Earlier Tuesday, Michael Keller, a former senior electrical engineer for the Bureau of Alcohol, Tobacco, Firearms and Explosives, testified the fire caused wire insulation to heat up and trip circuits in the building, a phenomenon called arc melting.
The electrical panel boxes were at the rear of the salon and the meters were on the outside of the building directly north of the salon.
Data from the electrical smart meters indicate the fire caused power to be cut off to 11 apartments on the upper two floors of the building by 7:17 p.m. the night of the fire.
Defense attorney Molly Hastings pointed out that the “Open” sign in the window of the nail salon remained on for several minutes after that, according to surveillance video. That indicates the origin of the fire could have been somewhere other than the salon, Hastings said. Power to the salon would have gone out sooner if that’s where the fire had started, she said.
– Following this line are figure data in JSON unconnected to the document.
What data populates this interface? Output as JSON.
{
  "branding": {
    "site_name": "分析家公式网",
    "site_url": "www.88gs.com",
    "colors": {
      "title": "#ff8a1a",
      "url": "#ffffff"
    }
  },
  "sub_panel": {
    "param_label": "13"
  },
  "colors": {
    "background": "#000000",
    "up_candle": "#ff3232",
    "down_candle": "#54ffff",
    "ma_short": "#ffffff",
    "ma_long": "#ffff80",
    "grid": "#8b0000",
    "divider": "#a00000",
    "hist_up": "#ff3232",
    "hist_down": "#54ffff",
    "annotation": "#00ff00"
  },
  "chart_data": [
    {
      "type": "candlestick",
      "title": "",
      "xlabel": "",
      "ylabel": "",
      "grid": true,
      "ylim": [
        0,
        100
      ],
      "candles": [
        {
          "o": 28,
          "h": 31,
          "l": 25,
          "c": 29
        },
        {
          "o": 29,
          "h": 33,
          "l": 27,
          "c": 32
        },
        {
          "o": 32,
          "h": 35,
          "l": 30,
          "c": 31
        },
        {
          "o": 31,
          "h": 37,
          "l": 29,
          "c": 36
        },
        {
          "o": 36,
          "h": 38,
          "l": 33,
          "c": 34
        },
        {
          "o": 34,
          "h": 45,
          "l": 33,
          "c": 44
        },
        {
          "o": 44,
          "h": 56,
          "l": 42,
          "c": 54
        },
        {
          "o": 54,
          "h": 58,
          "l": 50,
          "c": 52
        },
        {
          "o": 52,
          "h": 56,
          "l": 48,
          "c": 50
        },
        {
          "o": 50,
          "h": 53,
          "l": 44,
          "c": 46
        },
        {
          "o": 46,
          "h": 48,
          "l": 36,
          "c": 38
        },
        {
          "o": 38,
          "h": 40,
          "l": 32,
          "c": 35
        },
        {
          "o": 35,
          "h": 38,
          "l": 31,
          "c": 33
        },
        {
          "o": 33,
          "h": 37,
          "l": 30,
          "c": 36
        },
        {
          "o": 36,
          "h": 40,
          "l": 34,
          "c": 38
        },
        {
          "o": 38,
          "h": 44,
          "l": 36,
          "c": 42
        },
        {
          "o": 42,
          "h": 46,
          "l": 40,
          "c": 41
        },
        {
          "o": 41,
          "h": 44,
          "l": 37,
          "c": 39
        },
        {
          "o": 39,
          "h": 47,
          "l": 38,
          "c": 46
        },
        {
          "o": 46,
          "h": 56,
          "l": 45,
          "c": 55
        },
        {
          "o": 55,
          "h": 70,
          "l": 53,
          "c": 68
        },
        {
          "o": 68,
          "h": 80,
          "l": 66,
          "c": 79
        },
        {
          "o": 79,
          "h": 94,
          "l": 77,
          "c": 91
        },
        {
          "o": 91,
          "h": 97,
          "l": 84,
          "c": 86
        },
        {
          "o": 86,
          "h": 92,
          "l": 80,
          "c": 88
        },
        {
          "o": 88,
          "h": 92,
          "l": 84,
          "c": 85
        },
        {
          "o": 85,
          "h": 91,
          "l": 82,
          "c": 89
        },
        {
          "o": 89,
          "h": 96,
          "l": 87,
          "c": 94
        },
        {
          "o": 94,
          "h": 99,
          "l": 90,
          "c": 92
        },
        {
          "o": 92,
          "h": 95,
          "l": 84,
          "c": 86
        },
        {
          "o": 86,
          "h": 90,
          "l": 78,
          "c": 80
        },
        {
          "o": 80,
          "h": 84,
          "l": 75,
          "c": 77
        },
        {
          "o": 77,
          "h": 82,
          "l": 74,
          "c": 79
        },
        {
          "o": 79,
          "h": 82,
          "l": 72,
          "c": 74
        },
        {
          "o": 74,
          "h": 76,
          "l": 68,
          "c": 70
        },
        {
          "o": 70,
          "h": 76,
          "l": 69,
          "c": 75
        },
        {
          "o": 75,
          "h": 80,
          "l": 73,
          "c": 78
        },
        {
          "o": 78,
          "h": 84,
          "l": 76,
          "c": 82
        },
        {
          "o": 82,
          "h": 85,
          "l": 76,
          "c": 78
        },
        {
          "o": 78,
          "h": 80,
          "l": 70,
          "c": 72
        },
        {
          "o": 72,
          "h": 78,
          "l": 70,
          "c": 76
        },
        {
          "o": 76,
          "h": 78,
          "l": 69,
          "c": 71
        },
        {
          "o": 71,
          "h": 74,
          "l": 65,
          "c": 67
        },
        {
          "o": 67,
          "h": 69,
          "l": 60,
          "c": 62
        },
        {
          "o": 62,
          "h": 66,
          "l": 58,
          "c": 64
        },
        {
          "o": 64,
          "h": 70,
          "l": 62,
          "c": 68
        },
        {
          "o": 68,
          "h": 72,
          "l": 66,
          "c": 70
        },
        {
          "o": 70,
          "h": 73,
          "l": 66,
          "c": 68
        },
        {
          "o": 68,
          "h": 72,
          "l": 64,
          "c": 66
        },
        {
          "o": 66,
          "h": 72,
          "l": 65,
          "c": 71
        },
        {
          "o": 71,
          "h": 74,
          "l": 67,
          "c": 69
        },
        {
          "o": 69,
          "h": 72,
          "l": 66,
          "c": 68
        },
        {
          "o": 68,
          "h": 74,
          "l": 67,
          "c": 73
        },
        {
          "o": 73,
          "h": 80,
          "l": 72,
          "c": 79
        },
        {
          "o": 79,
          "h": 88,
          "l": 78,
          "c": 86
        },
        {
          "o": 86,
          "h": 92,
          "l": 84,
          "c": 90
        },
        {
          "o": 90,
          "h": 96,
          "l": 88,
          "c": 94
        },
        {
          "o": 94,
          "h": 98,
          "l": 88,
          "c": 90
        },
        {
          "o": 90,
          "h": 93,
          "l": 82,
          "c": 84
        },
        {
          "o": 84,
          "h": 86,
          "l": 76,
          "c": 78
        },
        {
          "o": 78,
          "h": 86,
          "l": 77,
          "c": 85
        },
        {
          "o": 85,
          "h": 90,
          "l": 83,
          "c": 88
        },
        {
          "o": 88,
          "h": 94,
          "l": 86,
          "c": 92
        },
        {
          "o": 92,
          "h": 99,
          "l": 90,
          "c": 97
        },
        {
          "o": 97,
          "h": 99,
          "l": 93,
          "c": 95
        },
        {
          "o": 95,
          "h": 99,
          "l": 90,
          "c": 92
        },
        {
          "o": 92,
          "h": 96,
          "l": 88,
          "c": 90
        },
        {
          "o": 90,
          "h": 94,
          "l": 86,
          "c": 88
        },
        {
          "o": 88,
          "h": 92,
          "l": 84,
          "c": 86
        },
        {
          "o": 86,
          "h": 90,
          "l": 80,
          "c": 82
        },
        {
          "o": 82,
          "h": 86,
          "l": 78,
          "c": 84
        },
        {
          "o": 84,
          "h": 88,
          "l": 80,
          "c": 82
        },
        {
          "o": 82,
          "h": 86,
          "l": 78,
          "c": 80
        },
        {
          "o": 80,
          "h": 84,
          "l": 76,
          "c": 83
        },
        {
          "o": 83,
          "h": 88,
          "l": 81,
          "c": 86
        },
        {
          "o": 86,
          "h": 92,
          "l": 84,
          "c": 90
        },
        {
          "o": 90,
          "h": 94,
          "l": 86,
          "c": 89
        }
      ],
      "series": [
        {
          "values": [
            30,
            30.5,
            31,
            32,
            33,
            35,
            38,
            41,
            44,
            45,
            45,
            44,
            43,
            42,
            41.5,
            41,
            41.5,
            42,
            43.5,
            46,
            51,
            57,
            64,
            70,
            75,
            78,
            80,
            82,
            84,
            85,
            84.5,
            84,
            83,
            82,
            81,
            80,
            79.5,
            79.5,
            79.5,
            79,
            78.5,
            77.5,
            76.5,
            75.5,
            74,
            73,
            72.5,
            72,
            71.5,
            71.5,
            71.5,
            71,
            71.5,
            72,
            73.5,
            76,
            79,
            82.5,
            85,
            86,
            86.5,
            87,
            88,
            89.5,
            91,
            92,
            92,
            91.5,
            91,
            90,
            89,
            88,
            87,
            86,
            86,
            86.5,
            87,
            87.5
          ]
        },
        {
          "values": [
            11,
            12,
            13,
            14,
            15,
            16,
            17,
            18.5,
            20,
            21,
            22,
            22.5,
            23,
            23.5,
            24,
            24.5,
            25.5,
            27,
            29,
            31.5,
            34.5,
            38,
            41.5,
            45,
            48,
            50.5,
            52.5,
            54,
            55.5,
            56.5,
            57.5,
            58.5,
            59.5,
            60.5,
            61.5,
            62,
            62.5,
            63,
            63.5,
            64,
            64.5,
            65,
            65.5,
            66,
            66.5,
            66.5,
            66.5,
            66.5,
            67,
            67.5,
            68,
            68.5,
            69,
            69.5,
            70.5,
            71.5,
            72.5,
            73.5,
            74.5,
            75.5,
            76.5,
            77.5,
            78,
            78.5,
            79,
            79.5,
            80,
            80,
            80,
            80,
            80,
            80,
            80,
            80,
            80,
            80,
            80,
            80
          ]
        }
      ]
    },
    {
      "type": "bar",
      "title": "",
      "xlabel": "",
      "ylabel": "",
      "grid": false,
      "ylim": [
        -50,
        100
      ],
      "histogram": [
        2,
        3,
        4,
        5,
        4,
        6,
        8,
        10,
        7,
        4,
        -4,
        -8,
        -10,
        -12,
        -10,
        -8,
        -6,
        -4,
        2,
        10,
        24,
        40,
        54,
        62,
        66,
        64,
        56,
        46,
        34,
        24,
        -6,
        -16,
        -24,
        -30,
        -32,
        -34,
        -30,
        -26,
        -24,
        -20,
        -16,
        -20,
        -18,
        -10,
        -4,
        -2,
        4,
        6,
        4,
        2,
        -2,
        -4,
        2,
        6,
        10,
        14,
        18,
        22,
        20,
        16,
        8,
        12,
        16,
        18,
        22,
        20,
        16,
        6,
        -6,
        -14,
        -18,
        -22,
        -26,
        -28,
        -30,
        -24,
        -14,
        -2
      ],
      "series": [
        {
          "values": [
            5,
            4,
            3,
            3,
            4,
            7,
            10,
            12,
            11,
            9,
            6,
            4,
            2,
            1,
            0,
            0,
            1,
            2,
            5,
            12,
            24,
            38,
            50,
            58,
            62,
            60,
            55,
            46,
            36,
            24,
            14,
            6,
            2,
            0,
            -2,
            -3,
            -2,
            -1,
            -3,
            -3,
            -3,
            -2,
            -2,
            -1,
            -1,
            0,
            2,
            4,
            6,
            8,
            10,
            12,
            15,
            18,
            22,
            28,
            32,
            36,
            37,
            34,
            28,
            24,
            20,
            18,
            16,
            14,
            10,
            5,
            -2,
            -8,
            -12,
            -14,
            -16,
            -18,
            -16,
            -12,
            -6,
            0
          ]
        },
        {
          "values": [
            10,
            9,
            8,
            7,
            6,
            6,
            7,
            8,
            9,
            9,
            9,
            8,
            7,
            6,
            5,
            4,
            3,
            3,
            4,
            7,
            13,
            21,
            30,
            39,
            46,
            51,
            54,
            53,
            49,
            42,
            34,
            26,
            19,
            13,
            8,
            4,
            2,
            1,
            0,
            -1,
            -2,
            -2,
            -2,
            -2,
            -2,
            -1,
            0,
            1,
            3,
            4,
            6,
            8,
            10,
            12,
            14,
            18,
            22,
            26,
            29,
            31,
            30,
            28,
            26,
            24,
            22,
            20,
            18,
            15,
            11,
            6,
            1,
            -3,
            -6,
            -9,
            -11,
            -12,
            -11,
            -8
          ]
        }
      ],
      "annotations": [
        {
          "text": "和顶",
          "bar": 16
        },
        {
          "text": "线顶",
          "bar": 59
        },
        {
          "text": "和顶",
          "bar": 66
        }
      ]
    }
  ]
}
But Keller said a fire in the storeroom of the salon, where flammable liquids were stored, would have risen quickly to the ceiling and traveled laterally through the space between the ceiling and the floor above to reach the electrical panel boards for the apartments. For a brief time, that would have spared the electrical panel for the salon, which was lower.
Nguyen has said she bought several bottles of acetone and isopropyl alcohol on the day of the fire and kept them in the storeroom of the salon.